Straub is hardly alone in his thinking.
A bipartisan coalition of 65 lawmakers in eight states has pushed an effort to curtail gerrymandering on a national level by backing an amicus curiae brief in the Gill v. Whitford case in the U.S. Supreme Court.
Reps. Bob Pritchard (R-Hinckley), Scott Drury (D-Highwood), Michael Fortner (R-West Chicago), Jeanne Ives (R-Wheaton) and David Olsen (R-Downers Grove) have joined Sens. Michael Connelly (R-Naperville), Karen McConnaughay (R-St. Charles), William Brady (R-Bloomington), Dan McConchie (R-Hawthorn Woods), Chris Nybo (R-Elmhurst), Dale Righter (R-Mattoon), Chapin Rose (R-Mahomet), Sue Rezin (R-Morris), Heather Steans (D-Chicago), Dave Syverson (R-Rockford), Jil Tracy (R-Quincy) and Chuck Weaver (R-Peoria), in signing the writ.
Political gerrymandering is defined as the act of drawing up legislative districts for partisan advantage. The Wisconsin case involves a redistricting dispute in which a U.S. district court found that the state violated certain protections provided by the First Amendment and the Equal Protection Clause of the 14th Amendment.
The other states involved in the action are Ohio, Michigan, Pennsylvania, North Carolina, Rhode Island and Maryland.
“A fair map would look more like what the U.S. actually looks like,” Straub said. “Some blocks would be larger than others, and some areas would be more populated than others. Districts should be shaped to look like squares and rectangles. Right now, what we have are long, narrow swords twisting together from all sorts of angles.”
With Democrats in power across much of the state, Straub said the motivation for continuing such districting is obvious.
“It’s all about maintaining power and self-preservation,” he said. “Democrats have long been more concerned about power than people. I recently asked one legislator approaching his sixth term in office what still motivates him, and all he could come up with was that it’s hard to give up the title he holds.”

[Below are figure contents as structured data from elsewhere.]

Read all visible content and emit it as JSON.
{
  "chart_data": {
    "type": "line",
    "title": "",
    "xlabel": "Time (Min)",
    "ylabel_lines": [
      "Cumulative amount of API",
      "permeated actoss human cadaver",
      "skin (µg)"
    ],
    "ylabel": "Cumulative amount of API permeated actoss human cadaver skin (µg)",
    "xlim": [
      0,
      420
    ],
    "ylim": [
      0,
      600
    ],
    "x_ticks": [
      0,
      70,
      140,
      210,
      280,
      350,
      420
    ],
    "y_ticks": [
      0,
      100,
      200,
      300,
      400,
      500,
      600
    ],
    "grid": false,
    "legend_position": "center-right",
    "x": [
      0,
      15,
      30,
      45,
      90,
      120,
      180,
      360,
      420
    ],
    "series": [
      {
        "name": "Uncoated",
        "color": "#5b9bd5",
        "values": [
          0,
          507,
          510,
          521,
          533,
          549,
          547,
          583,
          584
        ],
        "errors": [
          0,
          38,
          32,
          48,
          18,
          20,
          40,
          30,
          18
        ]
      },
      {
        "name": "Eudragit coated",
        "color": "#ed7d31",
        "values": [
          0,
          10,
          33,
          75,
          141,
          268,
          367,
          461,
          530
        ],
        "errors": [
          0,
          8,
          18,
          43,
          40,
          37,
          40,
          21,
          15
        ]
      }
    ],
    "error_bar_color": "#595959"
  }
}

Straub pointed to House Speaker Mike Madigan (D-Cicago) and his nearly half-century in power as a classic example of that way of thinking. Politico Illinois Playbook reported that Madigan has declared his plans to remain in office beyond 2020, when another redistricting is scheduled.
“So many politicians are also attorneys, meaning many of them have conflict of interests that create other problems no one really talks about,” Straub said. “No one should be able to use their political position to make money on a personal level.”
The 82nd District covers parts of Cook, DuPage and Will counties, including Darien, Homer Glen, Lemont and Willowbrook.